A man in Norfolk has spent £300 on an operation to restore his constipated goldfish to good health. When I was a child, lots of people, including me, kept goldfish. Their lifespan was brief. We won them at fairs, transferred them from plastic bags to small bowls and, shortly afterwards, threw them away when they died. If it sounds callous, it was. So perhaps we should applaud the man from Norfolk. After all, said Deborah Orr in The Guardian, we've come a long way since then. "Even goldfish, it is now understood, need some level of attention to quality of life The Norfolk enthusiast has merely taken the trend to some kind of majestic apotheosis."

Tabloid money: MPs should do us a favour: get back on the battle bus

Some of us are old enough to remember when general election campaigns lasted no longer than a month, says Richard Littlejohn in the Daily Mail. Now, "life is one long, interminable party political broadcast".

From now until election day, politicians will be like hyperactive children, demanding our attention. But for all the activity, the two main parties still struggle to keep their vote above 30%. It seems the more we see of them, the less we like them. There's a lesson for all politicians here.

"Stop patronising us, stop insulting our intelligence. Shut up, go away and keep your blatant lies and pathetic publicity stunts to yourselves. We don't want to hear from any of you again until a couple of weeks before polling day. So until then, do us all a favour: everybody back on the battle bus."

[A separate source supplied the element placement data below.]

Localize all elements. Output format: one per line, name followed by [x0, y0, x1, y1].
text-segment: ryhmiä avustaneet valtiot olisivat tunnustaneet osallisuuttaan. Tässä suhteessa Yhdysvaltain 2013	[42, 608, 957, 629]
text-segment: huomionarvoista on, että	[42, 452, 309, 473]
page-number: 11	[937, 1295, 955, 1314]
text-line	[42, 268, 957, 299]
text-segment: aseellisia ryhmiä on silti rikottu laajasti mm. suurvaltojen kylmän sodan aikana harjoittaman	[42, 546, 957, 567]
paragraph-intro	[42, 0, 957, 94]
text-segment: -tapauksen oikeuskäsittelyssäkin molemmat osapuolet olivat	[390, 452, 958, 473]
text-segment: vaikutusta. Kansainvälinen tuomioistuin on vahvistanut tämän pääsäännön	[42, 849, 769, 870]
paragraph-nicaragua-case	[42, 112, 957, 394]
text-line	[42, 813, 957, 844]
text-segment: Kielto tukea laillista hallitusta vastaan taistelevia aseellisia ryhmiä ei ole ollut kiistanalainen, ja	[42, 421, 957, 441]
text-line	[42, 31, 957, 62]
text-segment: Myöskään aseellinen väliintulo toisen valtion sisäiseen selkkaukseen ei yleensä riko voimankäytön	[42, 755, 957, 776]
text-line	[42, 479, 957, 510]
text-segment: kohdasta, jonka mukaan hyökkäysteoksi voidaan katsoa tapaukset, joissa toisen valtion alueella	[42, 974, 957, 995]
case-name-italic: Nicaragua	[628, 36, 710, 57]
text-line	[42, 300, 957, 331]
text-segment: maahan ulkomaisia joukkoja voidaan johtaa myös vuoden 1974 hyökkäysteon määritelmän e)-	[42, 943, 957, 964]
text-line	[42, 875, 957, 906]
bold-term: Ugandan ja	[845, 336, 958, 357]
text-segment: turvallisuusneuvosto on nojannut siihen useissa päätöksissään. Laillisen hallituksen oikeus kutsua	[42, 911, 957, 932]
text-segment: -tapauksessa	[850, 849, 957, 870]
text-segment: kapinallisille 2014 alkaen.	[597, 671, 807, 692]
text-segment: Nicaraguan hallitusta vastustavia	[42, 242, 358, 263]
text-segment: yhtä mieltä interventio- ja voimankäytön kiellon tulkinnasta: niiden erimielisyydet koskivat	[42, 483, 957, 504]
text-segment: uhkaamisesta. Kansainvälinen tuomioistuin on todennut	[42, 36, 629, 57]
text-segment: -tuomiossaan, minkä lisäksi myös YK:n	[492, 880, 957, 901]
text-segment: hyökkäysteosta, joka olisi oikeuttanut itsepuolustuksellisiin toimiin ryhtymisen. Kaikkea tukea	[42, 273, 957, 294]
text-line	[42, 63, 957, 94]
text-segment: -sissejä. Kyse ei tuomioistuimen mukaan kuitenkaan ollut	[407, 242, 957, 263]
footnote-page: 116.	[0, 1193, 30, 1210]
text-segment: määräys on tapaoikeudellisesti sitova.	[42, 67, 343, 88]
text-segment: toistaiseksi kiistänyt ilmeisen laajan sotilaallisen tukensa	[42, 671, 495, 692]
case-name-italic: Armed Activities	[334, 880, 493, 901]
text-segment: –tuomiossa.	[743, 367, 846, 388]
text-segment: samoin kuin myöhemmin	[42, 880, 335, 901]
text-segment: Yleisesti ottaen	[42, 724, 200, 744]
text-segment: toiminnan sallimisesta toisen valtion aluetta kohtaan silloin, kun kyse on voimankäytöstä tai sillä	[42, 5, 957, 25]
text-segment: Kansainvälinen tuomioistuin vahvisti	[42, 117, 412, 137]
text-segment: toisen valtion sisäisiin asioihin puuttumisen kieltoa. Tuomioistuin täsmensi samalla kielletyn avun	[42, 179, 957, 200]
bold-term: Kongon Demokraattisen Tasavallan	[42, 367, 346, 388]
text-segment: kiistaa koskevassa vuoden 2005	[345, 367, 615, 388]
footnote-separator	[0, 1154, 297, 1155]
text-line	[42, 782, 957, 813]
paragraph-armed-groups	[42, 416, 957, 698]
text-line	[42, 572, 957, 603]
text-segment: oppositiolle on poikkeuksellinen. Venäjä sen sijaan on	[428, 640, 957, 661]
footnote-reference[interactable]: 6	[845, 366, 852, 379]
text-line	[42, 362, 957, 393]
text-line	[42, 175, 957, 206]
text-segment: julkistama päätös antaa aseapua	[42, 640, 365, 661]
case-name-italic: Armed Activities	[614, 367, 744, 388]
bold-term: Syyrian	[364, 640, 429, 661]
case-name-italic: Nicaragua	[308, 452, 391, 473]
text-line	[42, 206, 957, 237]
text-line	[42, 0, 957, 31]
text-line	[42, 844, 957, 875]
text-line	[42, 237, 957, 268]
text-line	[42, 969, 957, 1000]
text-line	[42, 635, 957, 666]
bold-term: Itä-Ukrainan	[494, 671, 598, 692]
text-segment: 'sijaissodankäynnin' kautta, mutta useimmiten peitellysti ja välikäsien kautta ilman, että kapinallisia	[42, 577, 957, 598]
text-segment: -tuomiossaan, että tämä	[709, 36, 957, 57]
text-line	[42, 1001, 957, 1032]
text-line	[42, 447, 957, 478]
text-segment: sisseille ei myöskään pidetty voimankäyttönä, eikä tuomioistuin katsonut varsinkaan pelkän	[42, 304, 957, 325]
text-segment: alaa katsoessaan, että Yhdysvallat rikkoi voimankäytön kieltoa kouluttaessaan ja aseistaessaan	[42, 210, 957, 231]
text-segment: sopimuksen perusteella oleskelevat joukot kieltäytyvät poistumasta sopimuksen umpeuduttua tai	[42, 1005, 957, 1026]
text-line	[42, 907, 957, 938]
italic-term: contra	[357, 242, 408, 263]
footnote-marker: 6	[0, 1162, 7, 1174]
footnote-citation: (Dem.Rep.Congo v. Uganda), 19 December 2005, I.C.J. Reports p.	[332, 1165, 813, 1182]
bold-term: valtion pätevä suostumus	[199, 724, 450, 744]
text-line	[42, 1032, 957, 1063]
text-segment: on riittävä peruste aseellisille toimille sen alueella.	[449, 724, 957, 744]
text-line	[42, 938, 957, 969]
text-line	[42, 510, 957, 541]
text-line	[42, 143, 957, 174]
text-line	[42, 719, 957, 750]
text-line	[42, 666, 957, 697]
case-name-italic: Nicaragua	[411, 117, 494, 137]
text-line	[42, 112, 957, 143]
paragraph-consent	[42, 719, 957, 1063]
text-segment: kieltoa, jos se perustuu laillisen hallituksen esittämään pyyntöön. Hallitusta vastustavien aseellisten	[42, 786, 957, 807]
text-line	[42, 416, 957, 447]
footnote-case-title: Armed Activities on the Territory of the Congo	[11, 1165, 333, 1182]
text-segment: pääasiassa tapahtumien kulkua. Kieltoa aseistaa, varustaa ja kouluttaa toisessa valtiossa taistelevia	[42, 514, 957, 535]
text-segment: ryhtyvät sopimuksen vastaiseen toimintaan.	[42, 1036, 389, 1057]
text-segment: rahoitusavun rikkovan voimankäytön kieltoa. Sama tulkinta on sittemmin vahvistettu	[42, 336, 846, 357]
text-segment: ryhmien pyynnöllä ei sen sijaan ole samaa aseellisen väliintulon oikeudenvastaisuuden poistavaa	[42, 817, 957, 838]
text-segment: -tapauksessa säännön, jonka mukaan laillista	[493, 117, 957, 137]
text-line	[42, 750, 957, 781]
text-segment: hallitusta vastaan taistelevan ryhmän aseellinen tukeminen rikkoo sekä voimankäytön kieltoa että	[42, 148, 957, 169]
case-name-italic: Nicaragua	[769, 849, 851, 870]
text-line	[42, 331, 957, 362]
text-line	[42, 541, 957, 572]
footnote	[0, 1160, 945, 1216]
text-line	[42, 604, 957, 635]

Germany has seen the rise of a new anti-migrant movement, Pegida. Its members are rallying in German cities to demand back their "Fatherland" from Muslims, says Oliver Harvey in The Sun. Supporters now include the middle-class, worried mums and pensioners. "Nazis in pinstripes," sniffed Ralf Jger of the Social Democratic party. But the demos are unnerving the German elite.

Chancellor Angela Merkel called them cold-hearted in her New Year message, and Ingo Kramer, head of the German bosses' union, is worried about them tarnishing Germany's image. "We need immigration for our labour market," he said.

By the time you read this, the average FTSE 100 chief executive will already have made more money than the average worker will in the whole year, says Chris Blackhurst in the Evening Standard.

By the late afternoon on the second day back at work "Fat Cat Tuesday" the bosses of Britain's biggest listed companies will already have raked in more than the national average salary of £27,200. No wonder the public's faith in big business is so low. If bosses want the "respect they crave", they should "stop giving further succour to their enemies".